After touring Tenochtitlan, we were able to visit the Palacio de Templo Mayor and view the many artifacts of Mexican culture that were on display. Unfortunately, we were not able to take pictures, but what a wonderful experience it was! It started to rain after that so we made a quick dash back to the hotel. Luckily, street vendors sell ponchos and umbrellas on every corner, so there was no problem staying dry. When we returned to the hotel, we snuggled into our warm comfortable beds, resting from today’s activities and preparing for tomorrows.
We’ve only been here four days, but we’ve done so much already! It feels as though we’ve been here a month.
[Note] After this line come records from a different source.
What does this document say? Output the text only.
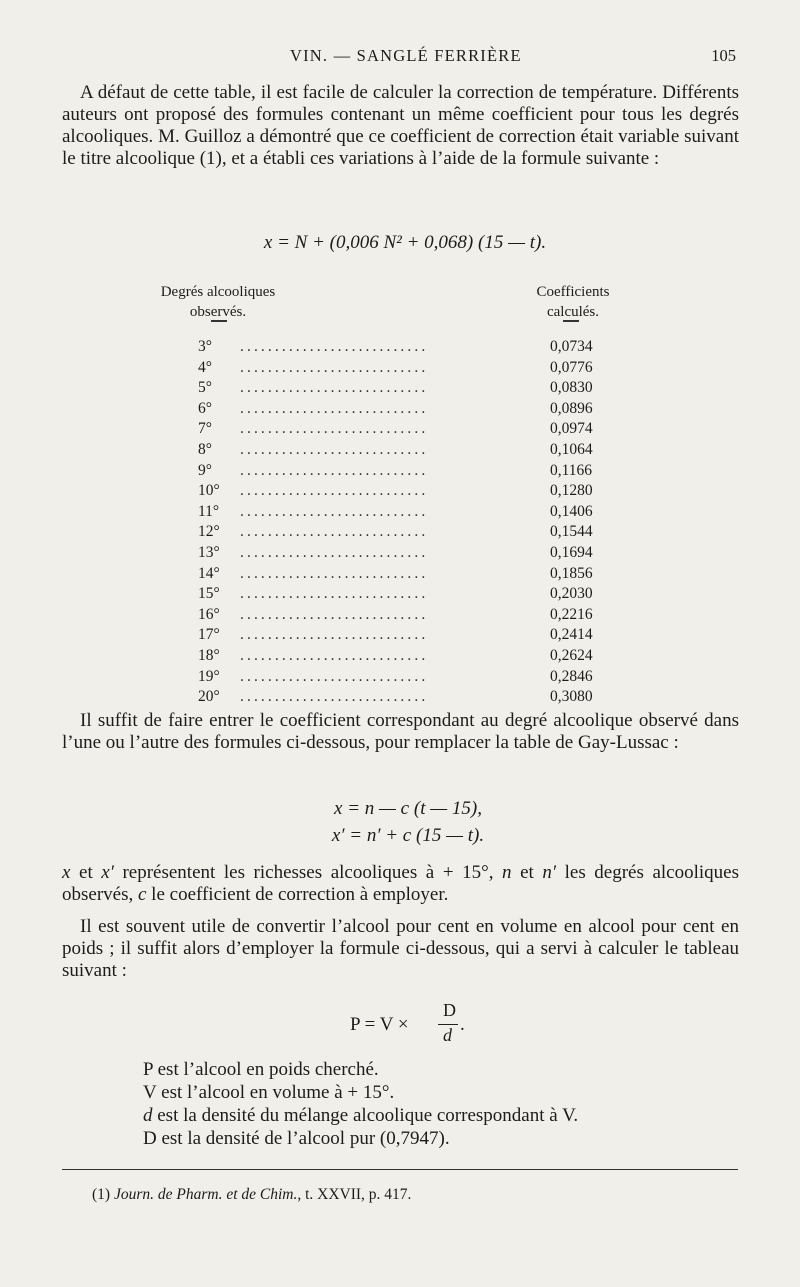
VIN. — SANGLÉ FERRIÈRE	105

A défaut de cette table, il est facile de calculer la correction de température. Différents auteurs ont proposé des formules contenant un même coefficient pour tous les degrés alcooliques. M. Guilloz a démontré que ce coefficient de correction était variable suivant le titre alcoolique (1), et a établi ces variations à l’aide de la formule suivante :

x = N + (0,006 N² + 0,068) (15 — t).
Degrés alcooliques
observés.
Coefficients
calculés.
3°	...........................	0,0734
4°	...........................	0,0776
5°	...........................	0,0830
6°	...........................	0,0896
7°	...........................	0,0974
8°	...........................	0,1064
9°	...........................	0,1166
10°	...........................	0,1280
11°	...........................	0,1406
12°	...........................	0,1544
13°	...........................	0,1694
14°	...........................	0,1856
15°	...........................	0,2030
16°	...........................	0,2216
17°	...........................	0,2414
18°	...........................	0,2624
19°	...........................	0,2846
20°	...........................	0,3080

Il suffit de faire entrer le coefficient correspondant au degré alcoolique observé dans l’une ou l’autre des formules ci-dessous, pour remplacer la table de Gay-Lussac :

x = n — c (t — 15),
x′ = n′ + c (15 — t).

x et x′ représentent les richesses alcooliques à + 15°, n et n′ les degrés alcooliques observés, c le coefficient de correction à employer.

Il est souvent utile de convertir l’alcool pour cent en volume en alcool pour cent en poids ; il suffit alors d’employer la formule ci-dessous, qui a servi à calculer le tableau suivant :

P = V ×
D
d .
P est l’alcool en poids cherché.
V est l’alcool en volume à + 15°.
d est la densité du mélange alcoolique correspondant à V.
D est la densité de l’alcool pur (0,7947).
(1) Journ. de Pharm. et de Chim., t. XXVII, p. 417.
Whether it’s visiting the cathedrals, climbing mountains, traveling to the outskirts of the city, or just walking through the streets, it seems there is no end to the things we have to do. Saturday, we visited La Catedral de Cuernavaca. Unfortunately, my camera decided to die as soon as I got inside, and I didn’t have any extra batteries, so if you have never visited Cuernavaca, Mexico, this is the most you will see of La Catedral. Yesterday (Sunday), we took a 30-minute bus ride to Tepotzlan, one of the magical towns of Morelos. It is inhabited by the indigenous people whose generations have been there for many centuries. The Tepozteco Mountain there is very famous, and half of us chose to climb it. Can you imagine climbing this? I can. Because I did. 🙂 There were students who climbed all the way up, but alas, I was not able to.
This is half-way up the mountain, where my journey came to an end. After coming down from the mountain, I walked through the streets of Tepotzlan. There is no end of things that are available for purchase, and it’s easy to get lost in the handicrafts.
After walking through the streets, some students chose to return to Cuernvaca. Others, like myself, wanted to tour the city a little more before returning home. It’s a little strange how we’ve began to associate Cuernavaca as our home. Our host families are amazing, and after a long day of touring the cities of Mexico, it feels wonderful to be able to come back to such a warm environment with truly special people. They help us with our Spanish, they look out for us, and they feed us very well.
Speaking of food… it’s time to go eat now!
The beautiful campus we have the pleasure to study on: where we will teach and be taught for the next month. Where we will read and write, listen and speak, laugh and cry.We came here today to take placement tests, to have orientation, and to prepare ourselves for the adventurous month ahead. Universidad Internacional, Cuernavaca, Mexico.
I cannot believe I am about to say this: I am in Mexico. Or should I say Estoy en Mexico. I’m going to stop there with the Spanish because it’s honestly about all I know (I won’t be able to say that after a month, huh?). WE are in Mexico! First and foremost, I owe a big thanks to the Center for International Education and the amazing Dr. Cook for this opportunity. And even though he might never even see this, I would like to thank the pilot at Delta Airlines for getting us here safely. Now, I am sitting on my bed in my room upstairs in the beautiful home of my Mexican host family. We have only just met, but I already know that they are amazing people. I look forward to spending every day here with them and having them change my lives. I should try to go to sleep, but the excitement I feel at being in such an amazing place might interfere with that. Tomorrow is a big day: we have to go to the university where we will study for the next month in order to take placement tests and to get ourselves familiarized with the city. I can’t wait to see what Mexico has in store for us. Buenas noches!
Mexico, prepare your streets to meet my feet!
Words cannot express how elated I am to be able to further expand my knowledge of the Spanish language and culture in a place surrounded by people who absorb it every day. I feel I am physically, emotionally, and spiritually ready to make this journey to become one with different people and parts of this world. The connections that will be made… breathtaking. Astounding. Life-changing. And I am ready. I guess only one question remains: is Mexico ready?